Synthetic membranes can be also categorized based on their structure (morphology). Three such types of synthetic membranes are commonly used in separation industry: dense membranes, porous membranes, and asymmetric membranes. Dense and porous membranes are distinct from each other based on the size of separated molecules. Dense membrane is usually a thin layer of dense material utilized in the separation processes of small molecules (usually in gas or liquid phase). Dense membranes are widely used in industry for gas separations and reverse osmosis applications.

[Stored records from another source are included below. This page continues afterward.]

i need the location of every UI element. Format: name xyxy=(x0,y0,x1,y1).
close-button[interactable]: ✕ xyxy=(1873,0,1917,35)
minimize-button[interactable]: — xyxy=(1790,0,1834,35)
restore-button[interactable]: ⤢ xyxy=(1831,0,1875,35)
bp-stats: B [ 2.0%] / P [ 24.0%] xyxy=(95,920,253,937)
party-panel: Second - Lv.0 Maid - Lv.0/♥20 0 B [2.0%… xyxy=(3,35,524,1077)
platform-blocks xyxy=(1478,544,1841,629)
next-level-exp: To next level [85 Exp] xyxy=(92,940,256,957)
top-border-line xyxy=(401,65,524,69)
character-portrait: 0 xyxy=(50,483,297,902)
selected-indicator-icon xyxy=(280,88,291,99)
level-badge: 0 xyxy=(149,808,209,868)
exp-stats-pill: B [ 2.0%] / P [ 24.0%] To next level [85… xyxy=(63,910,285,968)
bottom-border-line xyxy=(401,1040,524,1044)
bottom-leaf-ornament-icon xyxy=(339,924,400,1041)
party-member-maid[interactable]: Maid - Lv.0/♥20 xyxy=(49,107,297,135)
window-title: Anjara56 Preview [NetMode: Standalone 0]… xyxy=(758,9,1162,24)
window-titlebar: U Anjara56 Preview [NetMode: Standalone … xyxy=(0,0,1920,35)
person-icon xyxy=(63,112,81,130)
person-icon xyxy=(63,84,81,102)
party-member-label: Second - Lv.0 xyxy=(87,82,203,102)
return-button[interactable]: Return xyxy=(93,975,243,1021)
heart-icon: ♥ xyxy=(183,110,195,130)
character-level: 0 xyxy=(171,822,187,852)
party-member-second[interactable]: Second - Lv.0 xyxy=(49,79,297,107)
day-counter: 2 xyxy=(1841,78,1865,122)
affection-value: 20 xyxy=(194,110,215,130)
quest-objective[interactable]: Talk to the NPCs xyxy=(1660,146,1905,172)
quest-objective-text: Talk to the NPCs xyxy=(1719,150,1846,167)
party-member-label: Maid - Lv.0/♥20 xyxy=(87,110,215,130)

Dense membranes can be synthesized as amorphous or heterogeneous structures. Polymeric dense membranes such as polytetrafluoroethylene and cellulose esters are usually fabricated by compression molding, solvent casting, and spraying of a polymer solution. The membrane structure of a dense membrane can be in a rubbery or a glassy state at a given temperature depending on its glass transition temperature . Porous membranes are intended on separation of larger molecules such as solid colloidal particles, large biomolecules (proteins, DNA, RNA) and cells from the filtering media. Porous membranes find use in the microfiltration, ultrafiltration, and dialysis applications. There is some controversy in defining a "membrane pore". The most commonly used theory assumes a cylindrical pore for simplicity. This model assumes that pores have the shape of parallel, nonintersecting cylindrical capillaries. But in reality a typical pore is a random network of the unevenly shaped structures of different sizes. The formation of a pore can be induced by the dissolution of a "better" solvent into a "poorer" solvent in a polymer solution. Other types of pore structure can be produced by stretching of crystalline structure polymers. The structure of porous membrane is related to the characteristics of the interacting polymer and solvent, components concentration, molecular weight, temperature, and storing time in solution. The thicker porous membranes sometimes provide support for the thin dense membrane layers, forming the asymmetric membrane structures. The latter are usually produced by a lamination of dense and porous membranes.